Here is an example: if a federal bond offer 3% for 5 years and a company needs financing, it may issue bonds offering a 6% yield. The difference (3%) is called the yield spread. Since the company represents more economic risks than the federal government, it has to offer a higher yield to compensate the investors and encourage them to invest in their bonds instead of the governments.
When the market panics, the High Yield Spread increase
As you can see in the picture above, the difference between provincial bonds / corporate bonds and federal bonds increase significantly during market crisis. If you look at the graph in 2008 (credit crunch) and 2002 (world trade center, Tyco, World com and Enron bankdruptcy), you can see that investors request much more yield to compensate the default risk than during good economic period.

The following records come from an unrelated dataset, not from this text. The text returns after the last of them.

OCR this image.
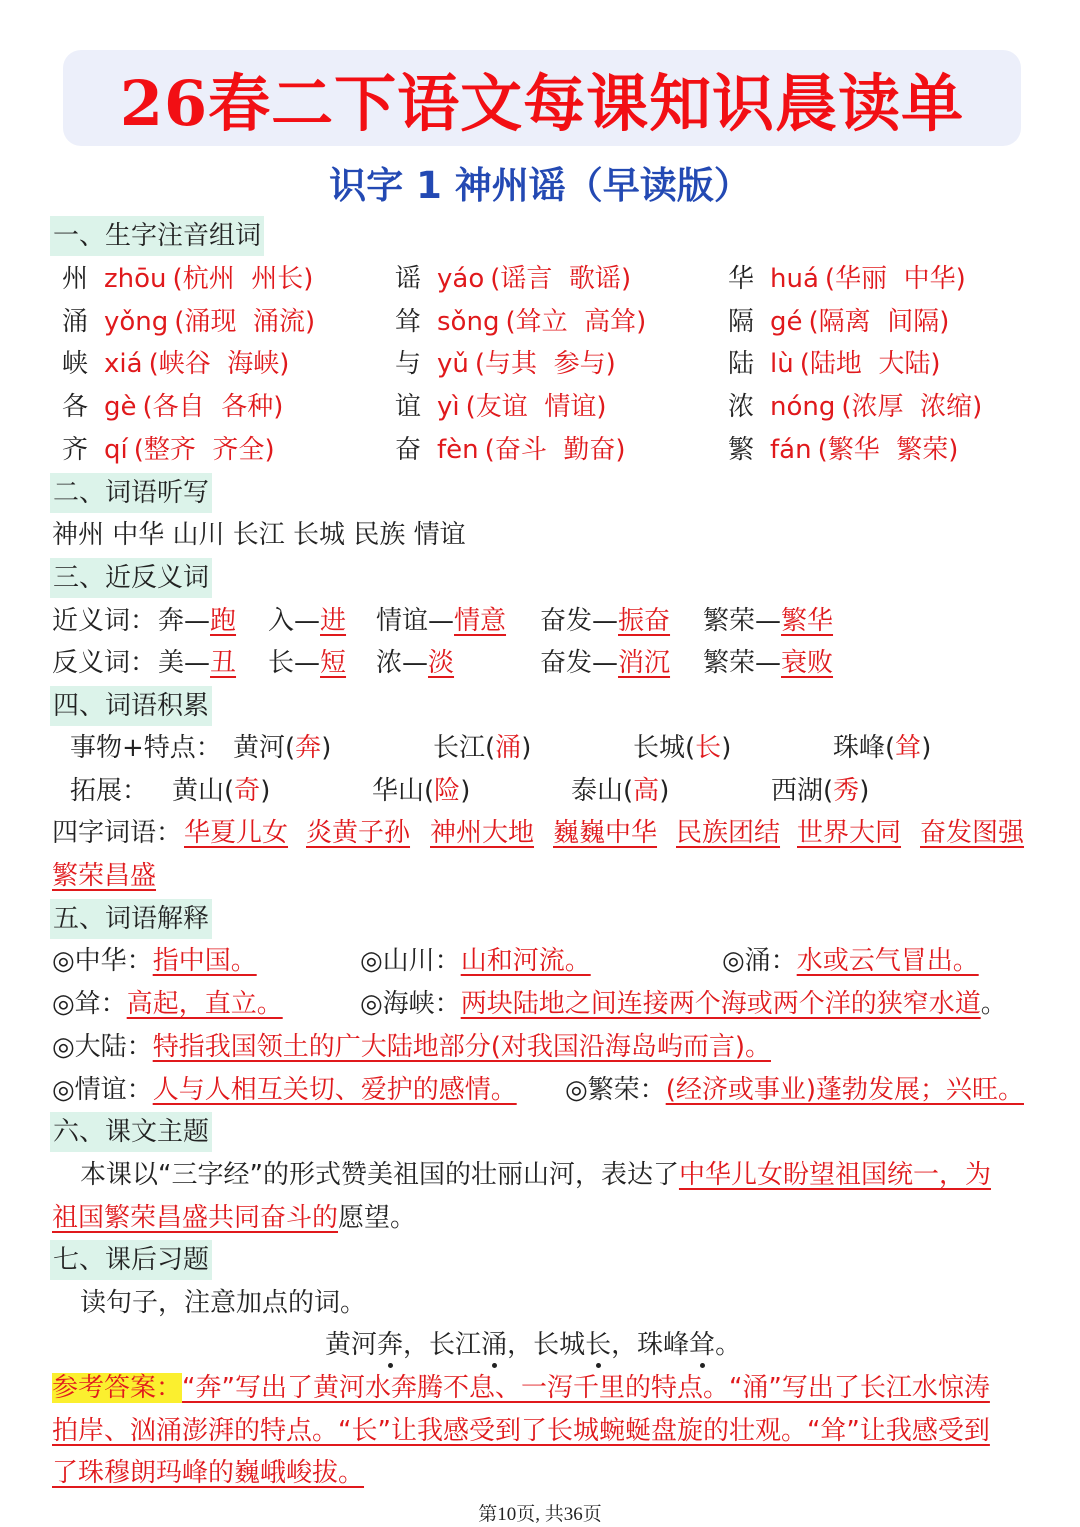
26春二下语文每课知识晨读单
识字 1 神州谣（早读版）
一、生字注音组词
州 zhōu (杭州  州长)	谣 yáo (谣言  歌谣)	华 huá (华丽  中华)
涌 yǒng (涌现  涌流)	耸 sǒng (耸立  高耸)	隔 gé (隔离  间隔)
峡 xiá (峡谷  海峡)	与 yǔ (与其  参与)	陆 lù (陆地  大陆)
各 gè (各自  各种)	谊 yì (友谊  情谊)	浓 nóng (浓厚  浓缩)
齐 qí (整齐  齐全)	奋 fèn (奋斗  勤奋)	繁 fán (繁华  繁荣)
二、词语听写
神州 中华 山川 长江 长城 民族 情谊
三、近反义词
近义词： 奔—跑 入—进 情谊—情意 奋发—振奋 繁荣—繁华
反义词： 美—丑 长—短 浓—淡	奋发—消沉 繁荣—衰败
四、词语积累
事物+特点： 黄河(奔)	长江(涌)	长城(长)	珠峰(耸)
拓展： 黄山(奇)	华山(险)	泰山(高)	西湖(秀)
四字词语： 华夏儿女 炎黄子孙 神州大地 巍巍中华 民族团结 世界大同 奋发图强
繁荣昌盛
五、词语解释
◎中华：指中国。	◎山川：山和河流。	◎涌：水或云气冒出。
◎耸：高起，直立。	◎海峡：两块陆地之间连接两个海或两个洋的狭窄水道。
◎大陆：特指我国领土的广大陆地部分(对我国沿海岛屿而言)。
◎情谊：人与人相互关切、爱护的感情。 ◎繁荣：(经济或事业)蓬勃发展；兴旺。
六、课文主题
本课以“三字经”的形式赞美祖国的壮丽山河，表达了中华儿女盼望祖国统一，为
祖国繁荣昌盛共同奋斗的愿望。
七、课后习题
读句子，注意加点的词。
黄河奔，长江涌，长城长，珠峰耸。
参考答案：“奔”写出了黄河水奔腾不息、一泻千里的特点。“涌”写出了长江水惊涛
拍岸、汹涌澎湃的特点。“长”让我感受到了长城蜿蜒盘旋的壮观。“耸”让我感受到
了珠穆朗玛峰的巍峨峻拔。
第10页, 共36页
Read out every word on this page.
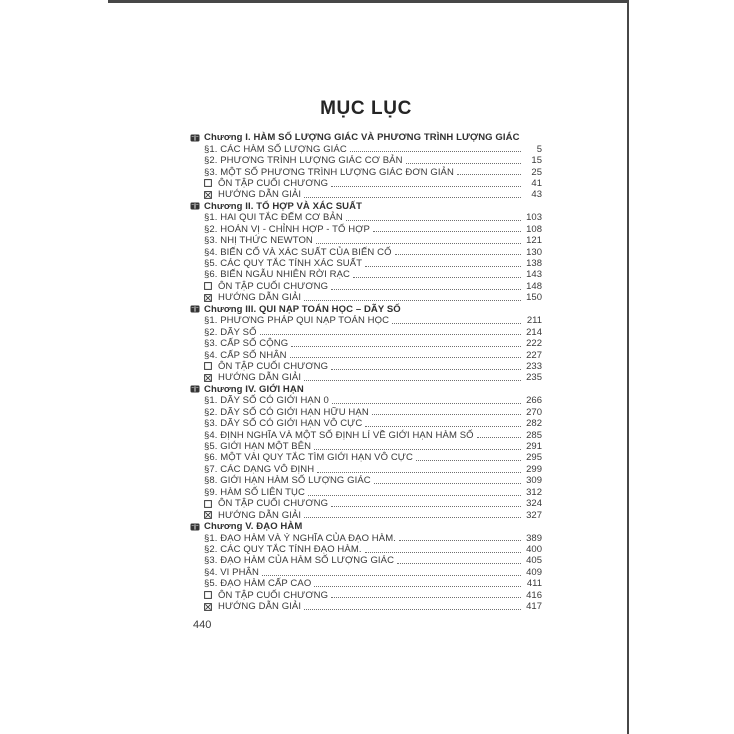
MỤC LỤC
Chương I. HÀM SỐ LƯỢNG GIÁC VÀ PHƯƠNG TRÌNH LƯỢNG GIÁC
§1. CÁC HÀM SỐ LƯỢNG GIÁC	5
§2. PHƯƠNG TRÌNH LƯỢNG GIÁC CƠ BẢN	15
§3. MỘT SỐ PHƯƠNG TRÌNH LƯỢNG GIÁC ĐƠN GIẢN	25
ÔN TẬP CUỐI CHƯƠNG	41
HƯỚNG DẪN GIẢI	43
Chương II. TỔ HỢP VÀ XÁC SUẤT
§1. HAI QUI TẮC ĐẾM CƠ BẢN	103
§2. HOÁN VỊ - CHỈNH HỢP - TỔ HỢP	108
§3. NHỊ THỨC NEWTON	121
§4. BIẾN CỐ VÀ XÁC SUẤT CỦA BIẾN CỐ	130
§5. CÁC QUY TẮC TÍNH XÁC SUẤT	138
§6. BIẾN NGẪU NHIÊN RỜI RẠC	143
ÔN TẬP CUỐI CHƯƠNG	148
HƯỚNG DẪN GIẢI	150
Chương III. QUI NẠP TOÁN HỌC – DÃY SỐ
§1. PHƯƠNG PHÁP QUI NẠP TOÁN HỌC	211
§2. DÃY SỐ	214
§3. CẤP SỐ CỘNG	222
§4. CẤP SỐ NHÂN	227
ÔN TẬP CUỐI CHƯƠNG	233
HƯỚNG DẪN GIẢI	235
Chương IV. GIỚI HẠN
§1. DÃY SỐ CÓ GIỚI HẠN 0	266
§2. DÃY SỐ CÓ GIỚI HẠN HỮU HẠN	270
§3. DÃY SỐ CÓ GIỚI HẠN VÔ CỰC	282
§4. ĐỊNH NGHĨA VÀ MỘT SỐ ĐỊNH LÍ VỀ GIỚI HẠN HÀM SỐ	285
§5. GIỚI HẠN MỘT BÊN	291
§6. MỘT VÀI QUY TẮC TÌM GIỚI HẠN VÔ CỰC	295
§7. CÁC DẠNG VÔ ĐỊNH	299
§8. GIỚI HẠN HÀM SỐ LƯỢNG GIÁC	309
§9. HÀM SỐ LIÊN TỤC	312
ÔN TẬP CUỐI CHƯƠNG	324
HƯỚNG DẪN GIẢI	327
Chương V. ĐẠO HÀM
§1. ĐẠO HÀM VÀ Ý NGHĨA CỦA ĐẠO HÀM.	389
§2. CÁC QUY TẮC TÍNH ĐẠO HÀM.	400
§3. ĐẠO HÀM CỦA HÀM SỐ LƯỢNG GIÁC	405
§4. VI PHÂN	409
§5. ĐẠO HÀM CẤP CAO	411
ÔN TẬP CUỐI CHƯƠNG	416
HƯỚNG DẪN GIẢI	417
440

The second observation to make is that the high yield spread reduces as the economy is growing (from 2002 to 2007). Therefore, you can find some great trading opportunities by following the high yield spread trend.
How to trade according to the high yield spread?
Instead of selecting your own high yield bonds by looking at company financial statements, you can buy ETF’s related to high yield bonds. Here are 3 major high yield bonds ETF’s on the US market:
JNK (SPDR Capital High Yield)
EMB (ISHARES JP Morgan Emerging Market Bond)
HYG (ISHARES High Yield Corp Bond)
You can trade those ETF’s in any brokerage account. The key point is to trade them when the high yield spread is very high and wait until the economy comes back.